Wednesday, September 14, 2011

Penguins on Parade: Victorian Verse!



Some Penguin Classics aren't really classics, no matter how attractively Penguin packages them. This is true of Western canon works mistakenly venerated (Joseph Conrad springs to mind, but oh, there are others), and it's also true of excellent modern volumes prematurely elevated. One such volume is The Penguin Book of Victorian Verse from 1997, edited and introduced by Daniel Karlin. It's an excellent anthology, perhaps even better than the last Victorian verse anthology we discussed here, but as an anthology, it's virtually newborn - it certainly hasn't withstood the tests of time long enough to claim the 'classic' distinction. Whereas there are plenty of poetry anthologies out there that have proven their 'classic' status but still haven't been given (or bought) a spot in the Penguin Classics lineup.

One of those - the first of those? - would surely be The Oxford Book of English Verse in the original Arthur Quiller-Couch edition, and that's actually relevant to our proceedings today, since the Quiller-Couch has got to rank as one of the all-time best Victorian verse anthologies (even though it was intending to be much more than that). Neither the Quiller-Couch nor the far more magisterial Helen Gardner edition of The Oxford Book of English Verse has been honored with a Penguin Classic (understandably enough, since it's a dog-eat-dog world out there in the land of publishing, and I'm the only one daft enough to think being a Penguin Classic should be a privilege other publishers would surrender copyrights to achieve), but here this Karlin concoction has my second-favorite colophon.

He's certainly done everything he can to earn it. His Introduction is a gem of learning and wit, and the highlight of it is his offer of a mock-amalgam of all Victorian verse and its typical crutches. This is hilarious stuff:
The purple shades of evening

Flit o'er the Angel child

Whose woeful mother's weeping

Resounds across the wild.

He joined the gallant Navy

And found a watery grave.

Ah, better far than being

An orphan factory slave!

Or worse, in evil city

A village lass to sink

And fall a prey to Mammon

And bestial vice, and drink.

She hears the thrush's singing

And cooing of the dove

And blesses the dispenser

Of goodness, peace, and love.

So back she goes contented

Towards her humble home

And curtseys to the Parson

Who's on his way to Rome.

And as the Squire passes

Like Lancelot of yore

She shrieks, swoons and expires

And is never heard of more.

And one of the strangest and most daring noteworthy things about his anthology is how much room he gives not to the expected greats of the period but to much lesser-known (today, anyway) poets who come perilously close to echoing that deadly parody - like Eugene Lee-Hamilton and "A Snail's Derby":
 Once, in this Tuscan garden, Noon's huge ball

So slowly crossed the sky above my head,

As I lay idle on my dull wheeled bed,

That, sick of Day's inexorable crawl,

I set some snails a-racing on the wall -

With their striped shells upon their backs, instead

Of motley jackets - black, white, yellow, red;

And watched them till the twilight's tardy fall.

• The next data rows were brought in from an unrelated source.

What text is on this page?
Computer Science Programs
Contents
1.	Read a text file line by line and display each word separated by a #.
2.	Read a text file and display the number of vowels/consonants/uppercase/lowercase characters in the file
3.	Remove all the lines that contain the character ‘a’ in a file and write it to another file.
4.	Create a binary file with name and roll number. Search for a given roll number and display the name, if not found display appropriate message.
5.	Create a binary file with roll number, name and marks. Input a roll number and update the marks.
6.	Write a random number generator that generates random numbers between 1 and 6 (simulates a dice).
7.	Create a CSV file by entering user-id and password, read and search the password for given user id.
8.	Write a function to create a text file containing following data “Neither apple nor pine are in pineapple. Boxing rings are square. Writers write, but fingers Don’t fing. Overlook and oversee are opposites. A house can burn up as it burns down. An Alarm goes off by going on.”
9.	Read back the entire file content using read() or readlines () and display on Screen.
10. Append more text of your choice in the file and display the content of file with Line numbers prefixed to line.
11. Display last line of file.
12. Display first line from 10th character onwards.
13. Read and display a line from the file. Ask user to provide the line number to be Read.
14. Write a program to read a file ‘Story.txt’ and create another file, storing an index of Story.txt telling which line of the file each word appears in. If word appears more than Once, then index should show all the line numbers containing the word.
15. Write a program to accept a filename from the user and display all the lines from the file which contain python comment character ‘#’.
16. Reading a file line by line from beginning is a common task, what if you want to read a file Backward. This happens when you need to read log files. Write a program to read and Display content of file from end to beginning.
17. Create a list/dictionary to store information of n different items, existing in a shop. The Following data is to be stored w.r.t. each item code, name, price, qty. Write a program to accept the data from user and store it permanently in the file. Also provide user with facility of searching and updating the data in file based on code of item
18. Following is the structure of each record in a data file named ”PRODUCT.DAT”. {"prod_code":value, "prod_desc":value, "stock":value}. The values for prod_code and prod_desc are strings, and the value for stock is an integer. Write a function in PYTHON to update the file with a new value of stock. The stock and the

And such my life, as years go one by one:

A garden where I lie beyond the flowers,

And where the snails outrace the creeping sun.

For me there are no pinions to the hours;

Compared with them, the snails like racers run:

Wait but Death's night; and, lo, the great ball lowers.

Of course, the bulk of the book is indeed commandeered by those great expected names. There's plenty here from Wordsworth, the Brownings, the Brontes, and Christina Rossetti, as well as generous selections from the greatest of all Victorian poets, Lord Tennyson, almost always pitched at his most fervid:

 
She left the web, she left the loom,

She made three paces thro' the room,

She saw the water-lily bloom,

She saw the helmet and the plume,

She look'd down to Camelot.

Out flew the web and floated wide;

The mirror crack'd from side to side;

'The curse is come upon me,' cried

The Lady of Shalott

Keen-eyed readers will know at once why I chose that particular verse - yes, because "The Lady of Shalott" is the subject of this anthology's opulent cover-illustration, a painting of the same name by the great William Holman Hunt, whose "The Awakening Conscience" may be the single dumbest pre-modern painting ever created (for sheer stupidity, it can't compete with blank white canvases hung in galleries and called art, but then, what can?). "The Lady of Shalott" gives a much more accurate demonstration of this artist's wonderful talent, even if you might not be able to make that out from the battered, much-reinforced cover of my paperback.

If you're at all a fan of poetry, your own copy of The Penguin Book of Victorian Verse will quickly become equally dog-eared. It's that good.